The decision is highly likely to mean that merchant fees on the British Airways, Starwood, Nectar, Costco and Harrods American Express cards must be capped at 0.3%.  American Express Gold, Platinum, Business Gold and Business Platinum will remain uncapped.

In effect, although this is not strictly how it works, the interchange fee is the fee charged to a retailer for accepting a payment card.

You can read the full Advocate General ruling here.
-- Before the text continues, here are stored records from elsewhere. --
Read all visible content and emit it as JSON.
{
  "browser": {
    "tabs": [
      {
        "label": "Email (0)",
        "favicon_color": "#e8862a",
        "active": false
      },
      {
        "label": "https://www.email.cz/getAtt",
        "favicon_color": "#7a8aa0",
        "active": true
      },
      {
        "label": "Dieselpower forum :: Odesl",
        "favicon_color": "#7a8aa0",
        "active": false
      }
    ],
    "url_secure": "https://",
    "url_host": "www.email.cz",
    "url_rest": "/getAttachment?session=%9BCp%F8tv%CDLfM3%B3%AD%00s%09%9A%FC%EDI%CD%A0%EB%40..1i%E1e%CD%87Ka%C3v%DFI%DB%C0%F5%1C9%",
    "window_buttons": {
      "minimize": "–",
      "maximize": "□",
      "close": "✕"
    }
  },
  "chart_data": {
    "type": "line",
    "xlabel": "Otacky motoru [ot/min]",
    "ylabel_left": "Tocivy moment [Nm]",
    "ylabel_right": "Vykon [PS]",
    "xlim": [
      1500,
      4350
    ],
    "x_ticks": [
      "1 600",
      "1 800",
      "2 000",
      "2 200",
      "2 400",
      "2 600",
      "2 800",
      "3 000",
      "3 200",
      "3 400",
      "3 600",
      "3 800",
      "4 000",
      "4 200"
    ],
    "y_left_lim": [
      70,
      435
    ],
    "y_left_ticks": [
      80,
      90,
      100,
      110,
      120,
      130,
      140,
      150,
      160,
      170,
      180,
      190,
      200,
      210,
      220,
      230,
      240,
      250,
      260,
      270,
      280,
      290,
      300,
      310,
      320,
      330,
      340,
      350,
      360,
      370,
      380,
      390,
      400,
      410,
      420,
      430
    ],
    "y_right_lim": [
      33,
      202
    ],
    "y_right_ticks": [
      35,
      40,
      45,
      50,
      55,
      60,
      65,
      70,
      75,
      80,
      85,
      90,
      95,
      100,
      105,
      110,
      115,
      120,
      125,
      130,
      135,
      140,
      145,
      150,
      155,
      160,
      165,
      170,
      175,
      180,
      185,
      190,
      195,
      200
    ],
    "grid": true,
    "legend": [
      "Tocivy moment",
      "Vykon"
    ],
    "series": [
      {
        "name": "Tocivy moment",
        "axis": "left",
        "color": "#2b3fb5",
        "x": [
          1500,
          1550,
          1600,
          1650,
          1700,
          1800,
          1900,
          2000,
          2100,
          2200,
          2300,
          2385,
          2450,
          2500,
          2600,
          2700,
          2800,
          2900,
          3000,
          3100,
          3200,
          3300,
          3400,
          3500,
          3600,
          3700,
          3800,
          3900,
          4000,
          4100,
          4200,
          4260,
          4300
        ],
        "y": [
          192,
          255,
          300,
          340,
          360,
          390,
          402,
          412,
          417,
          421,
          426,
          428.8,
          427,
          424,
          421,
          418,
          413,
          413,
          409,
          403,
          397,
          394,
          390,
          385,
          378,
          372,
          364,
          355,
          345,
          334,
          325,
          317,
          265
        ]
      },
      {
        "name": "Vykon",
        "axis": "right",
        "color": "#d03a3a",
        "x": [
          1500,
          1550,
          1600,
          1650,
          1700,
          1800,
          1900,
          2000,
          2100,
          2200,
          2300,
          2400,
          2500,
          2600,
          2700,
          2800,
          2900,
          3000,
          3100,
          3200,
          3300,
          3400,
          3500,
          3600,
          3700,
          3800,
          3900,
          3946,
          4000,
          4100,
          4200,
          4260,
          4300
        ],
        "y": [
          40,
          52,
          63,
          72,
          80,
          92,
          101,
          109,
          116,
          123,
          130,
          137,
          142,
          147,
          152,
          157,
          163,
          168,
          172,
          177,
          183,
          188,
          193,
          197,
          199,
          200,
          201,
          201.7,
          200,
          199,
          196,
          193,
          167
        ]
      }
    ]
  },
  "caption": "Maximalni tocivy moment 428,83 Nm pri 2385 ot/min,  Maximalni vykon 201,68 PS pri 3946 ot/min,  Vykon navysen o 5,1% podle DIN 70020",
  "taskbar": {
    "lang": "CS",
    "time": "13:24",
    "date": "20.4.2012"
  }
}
This is not binding on the High Court of Justice for England & Wales but – as it was they who asked the EU Advocate General for his opinion – it is almost certain to be accepted.

It doesn’t take a genius to realise that the free British Airways American Express is a dead duck long term with 0.3% interchange fees, given that Amex will be paying BA something close to 1p per Avios for the points.  Interest income and interchange and FX fees from foreign usage are unlikely to fill the gap, especially with 2-4-1 vouchers to fund as well.

Given that the BA Amex cards have billings of over £1 billion per month, however, it is a problem that both BA and Amex will need to solve before the current contract expires.

British Airways BA American Express Amex credit cards

Background

Let’s step back a bit.

Last year, the EU capped the interchange fees charged by Visa and MasterCard at a maximum of 0.3% for personal credit cards.  Fees were previously 0.75% and above.

It claimed, arguably correctly, that the two companies were exploiting their oligopoly on payment processing by charging disproportionate fees, especially as all of the risk was taken by the retailer (in case of charge backs) and the card issuer (in case of bad debts).

In theory, American Express should have nothing to do with this.  Amex is vertically integrated and there is no intermediary sitting between the retailer and Amex who is adding additional fees.  A retailer was free to either work with Amex, paying the fees they requested, or not.

The EU law is badly worded, however. It states (and this is a massive simplification on my part) that personal cards which involve four parties – for Visa, this is the customer, the retailer, the payment processer and the card issuer – must have their interchange fees capped.

American Express Gold and Platinum charge cards, and Platinum cashback cards, clearly only have three parties involved in the process – the customer, the retailer and Amex.  No problem there.  These cards are not and will not be capped.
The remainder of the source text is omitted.